I wanted to hang on to my anger. It was the only thing keeping me from breaking down. “Probably not as hard it is for me to hear it,” I said, clenching my teeth. I didn’t want to cry, but I could feel myself barreling toward the edge.
“All right, I’ll tell you everything I know right now, though I still want to run more tests. I’d rather you hear it from me than self-diagnose yourself with the wrong information. I know what happens when people Google their own symptoms.” I could hear his deep breathing again as he said, “People who have this disease don’t live very long if it’s caught in the late stages. One minute you’ll be fine, but then things change quickly. All it could take is a simple cold or the flu to set you off. Your body won’t be able to fight it.”
I heard what he said, but I couldn’t believe it. It was as if I was in shock, but I was still coherent. Swallowing hard, I opened my eyes. Suddenly, everything around me didn’t matter anymore. “By quickly, what are you saying? That I could die within a few weeks?”
The line went silent again, but then he answered, his voice barely audible. “That’s what we don’t know. We need more tests. Please come to the office so we can sit down and discuss all of this. It’s not ethical for me to give you this information over the phone.”
“Just f***ing tell me!” I shouted. My breaths came out as rapid pants. “Jesus, Brad. This is me you’re talking to. I don’t give a shit about what’s ethical. This is my life we’re talking about.” I didn’t know whether to cry, punch the wall, or break down. All I wanted was answers.
“I’m so sorry, Aubrey.” His voice choked up. “When most people start showing the symptoms, they only have a few months . . .” His voice trailed off, and my heart sank further. “And on some occasions,” he continued, “some just have a couple of weeks left. With you never being sick, you’ve gotten lucky. We need to make sure you stay that way.”

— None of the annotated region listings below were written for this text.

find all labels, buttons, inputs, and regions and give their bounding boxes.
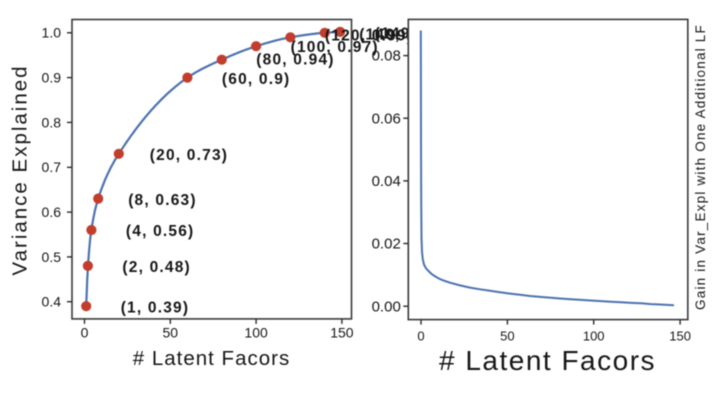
svg-text:(100, 0.97): (100, 0.97) [291,39,379,56]
svg-text:150: 150 [330,324,354,340]
svg-text:0.6: 0.6 [42,204,62,220]
svg-text:0.08: 0.08 [372,48,401,65]
svg-text:Variance Explained: Variance Explained [9,64,32,275]
svg-text:0.06: 0.06 [372,110,401,127]
svg-text:Gain in Var_Expl with One Addi: Gain in Var_Expl with One Additional LF [693,24,708,310]
svg-text:50: 50 [163,324,179,340]
svg-text:0.8: 0.8 [42,114,62,130]
svg-text:(1, 0.39): (1, 0.39) [121,299,190,316]
svg-text:0.9: 0.9 [42,70,62,86]
svg-text:0: 0 [417,329,424,344]
svg-text:0.00: 0.00 [372,298,401,315]
svg-text:100: 100 [244,324,268,340]
svg-text:(8, 0.63): (8, 0.63) [128,192,197,209]
svg-text:# Latent Facors: # Latent Facors [133,347,290,370]
svg-text:0.4: 0.4 [42,294,62,310]
svg-text:1.0: 1.0 [42,25,62,41]
svg-text:0.7: 0.7 [42,159,62,175]
svg-text:(20, 0.73): (20, 0.73) [150,147,228,164]
svg-text:0: 0 [81,324,89,340]
svg-text:50: 50 [500,329,514,344]
svg-text:(4, 0.56): (4, 0.56) [126,223,195,240]
svg-text:# Latent Facors: # Latent Facors [439,345,656,376]
svg-text:0.02: 0.02 [372,236,401,253]
svg-text:150: 150 [669,329,691,344]
svg-text:0.04: 0.04 [372,173,401,190]
svg-text:(2, 0.48): (2, 0.48) [122,259,191,276]
svg-text:(120, 0.99): (120, 0.99) [325,27,413,44]
svg-text:(80, 0.94): (80, 0.94) [256,52,334,69]
svg-text:0.5: 0.5 [42,249,62,265]
svg-text:100: 100 [583,329,605,344]
svg-text:(60, 0.9): (60, 0.9) [222,71,291,88]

“Oh my God.” Tears sprung to my eyes, but I was frozen. I couldn’t move. My life was over. Brad called my name, again and again, but my voice was gone. There was nothing he could say that would help. I hung up the phone and dropped to my knees, the couch at my back being the only thing keeping me upright. The sun shone in through the windows, and I could see the ocean, glistening in the morning light. I’d taken it all for granted . . . everything. And I never appreciated it really, like I should have. All I wanted was to be something more than a small-town girl, but the sacrifices I made were for nothing if I wasn’t going to live long enough to enjoy what I’ve accomplished.
After my parents died I felt compelled to do something important, fulfill my dreams, and I never stopped once to enjoy my achievements. And now they don’t seem as important as they once were. There were other things in life I’ve missed out on. All of these emotions were hitting me now and I started to feel hysterical.
Of all the things I’d accomplished in my life, there was one thing that was for certain. I was going to die with nothing but regret.